Pagina:Pirandello - Quaderni di Serafino Gubbio operatore, Firenze, Bemporad, 1925.djvu/100

Simone Pau lo presentò al senator Zeme, che scappò via, indignato; risero tutti; ma Simone Pau, serio, riprese a far la presentazione alle attrici, agli attori, ai direttori di scena, narrando a scatti un po’ all’uno un po’ all’altro, la storia del suo amico, e come e perchè dopo quell’ultimo famoso intoppo non avesse più sonato. Alla fine, tutto acceso, gridò:

— Ma egli oggi sonerà, signori! Sonerà! Romperà l’incanto malefico! Mi ha promesso che sonerà! Ma non a voi, signori! Voi vi terrete discosti. M’ha promesso che sonerà alla tigre! Sì, sì, alla tigre! alla tigre! Bisogna rispettare questa sua idea! Certo avrà le sue buone ragioni! Andiamo, su, andiamo tutti... Ci terremo discosti... Egli si farà, solo, innanzi alla gabbia, e sonerà! —

Tra gridi, risa, applausi, sospinti tutti da una vivissima curiosità per la bizzarra avventura, seguimmo Simone Pau, che aveva preso sotto il braccio il suo uomo e lo spingeva avanti, seguendo le indicazioni che gli si gridavano dietro, su la via da tenere per andare al serraglio. In vista delle gabbie, ci arrestò tutti, raccomandando silenzio, e mandò avanti, solo, quell’uomo col suo violino.

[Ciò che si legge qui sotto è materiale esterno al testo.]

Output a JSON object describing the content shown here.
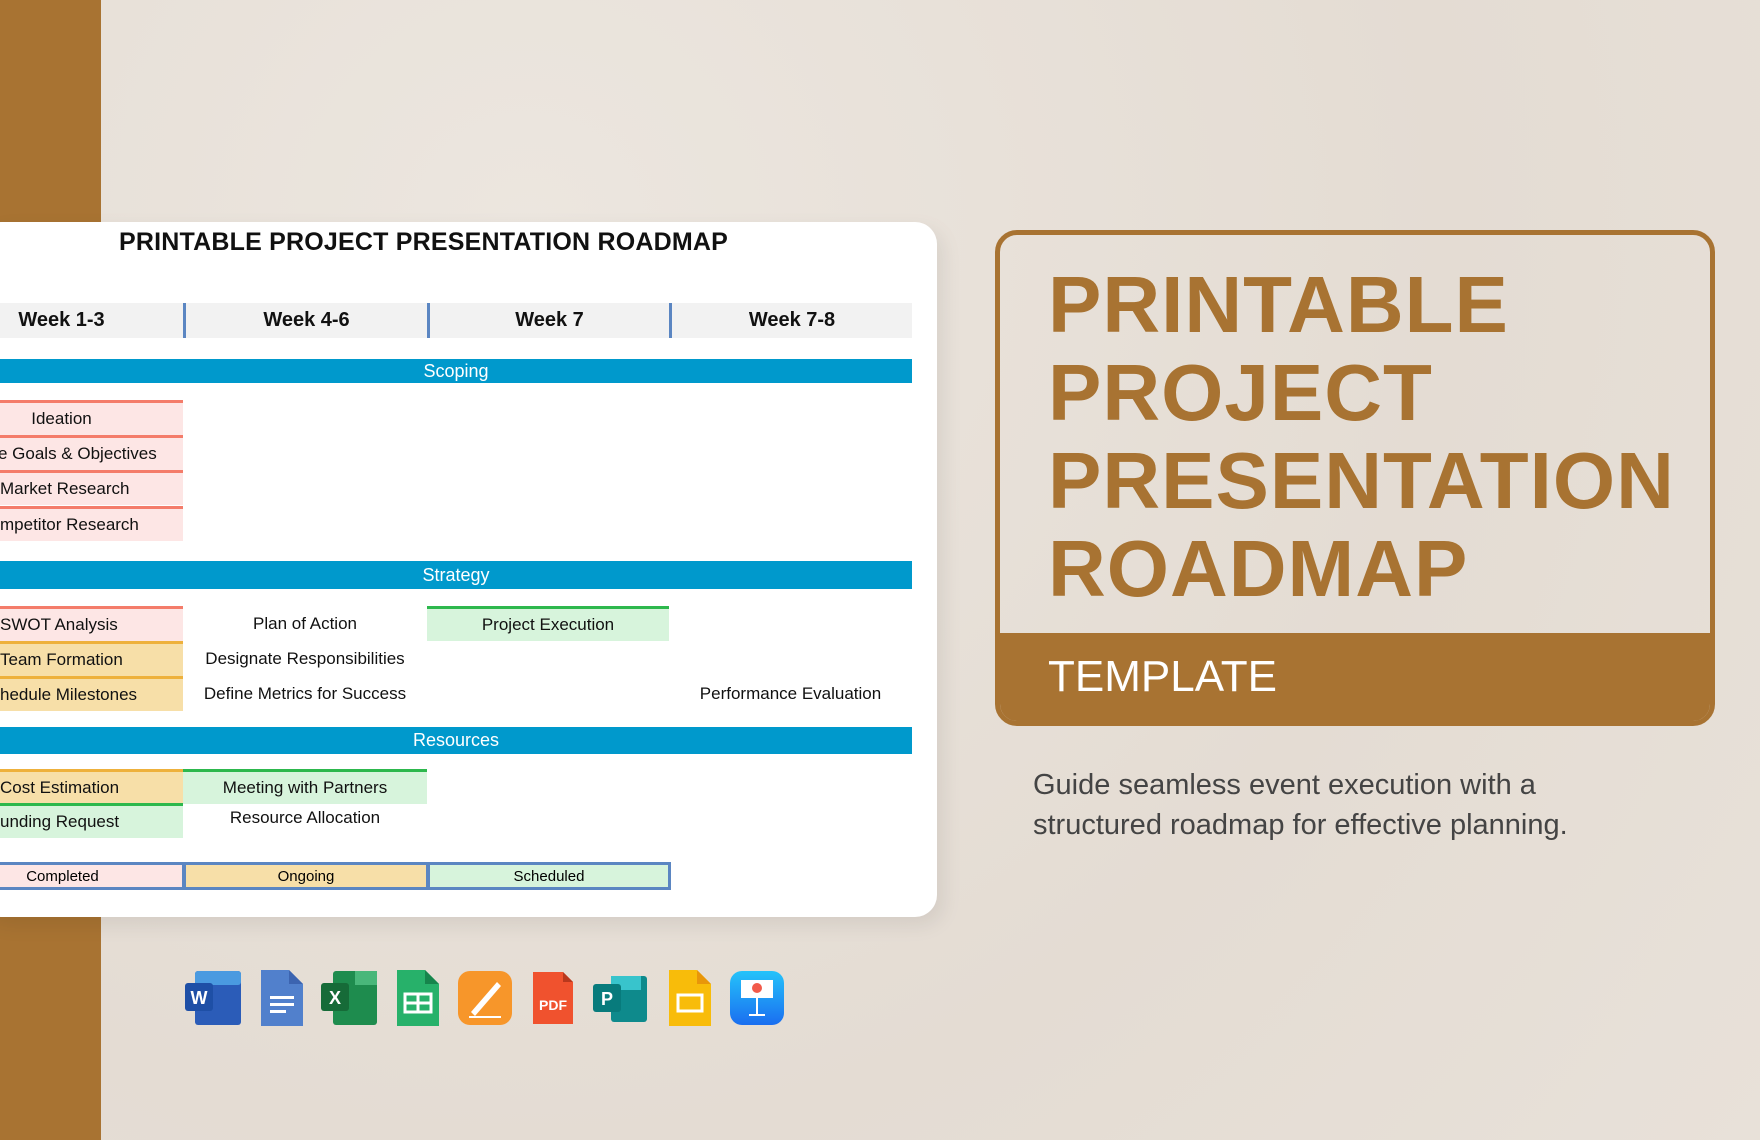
{
  "card": {
    "title": "PRINTABLE PROJECT PRESENTATION ROADMAP",
    "weeks": [
      "Week 1-3",
      "Week 4-6",
      "Week 7",
      "Week 7-8"
    ],
    "sections": {
      "scoping": "Scoping",
      "strategy": "Strategy",
      "resources": "Resources"
    },
    "scoping_items": [
      "Ideation",
      "e Goals & Objectives",
      "Market Research",
      "mpetitor Research"
    ],
    "strategy": {
      "swot": "SWOT Analysis",
      "plan": "Plan of Action",
      "execution": "Project Execution",
      "team": "Team Formation",
      "designate": "Designate Responsibilities",
      "milestones": "hedule Milestones",
      "metrics": "Define Metrics for Success",
      "evaluation": "Performance Evaluation"
    },
    "resources": {
      "cost": "Cost Estimation",
      "meeting": "Meeting with Partners",
      "funding": "unding Request",
      "allocation": "Resource Allocation"
    },
    "legend": [
      "Completed",
      "Ongoing",
      "Scheduled"
    ],
    "colors": {
      "completed": "#fde6e5",
      "ongoing": "#f7dfa8",
      "scheduled": "#d7f4dc",
      "section": "#0099cc"
    }
  },
  "hero": {
    "title_lines": [
      "PRINTABLE",
      "PROJECT",
      "PRESENTATION",
      "ROADMAP"
    ],
    "subtitle": "TEMPLATE",
    "description": "Guide seamless event execution with a structured roadmap for effective planning.",
    "accent": "#a87332"
  },
  "formats": [
    "word-icon",
    "google-docs-icon",
    "excel-icon",
    "google-sheets-icon",
    "pages-icon",
    "pdf-icon",
    "publisher-icon",
    "google-slides-icon",
    "keynote-icon"
  ]
}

Al rumore, dai cantieri, dai magazzini, operai, macchinisti, apparatori, accorsero in gran numero per assistere dietro di noi alla scena: una folla.

La belva s’era ritratta d’un balzo in fondo alla gabbia; inarcata, a testa bassa, i denti digrignati, le zampe artigliate, pronta all’assalto: terribile!

L’uomo la guatò, sbigottito; si voltò perplesso a cercare con gli occhi tra noi Simone Pau.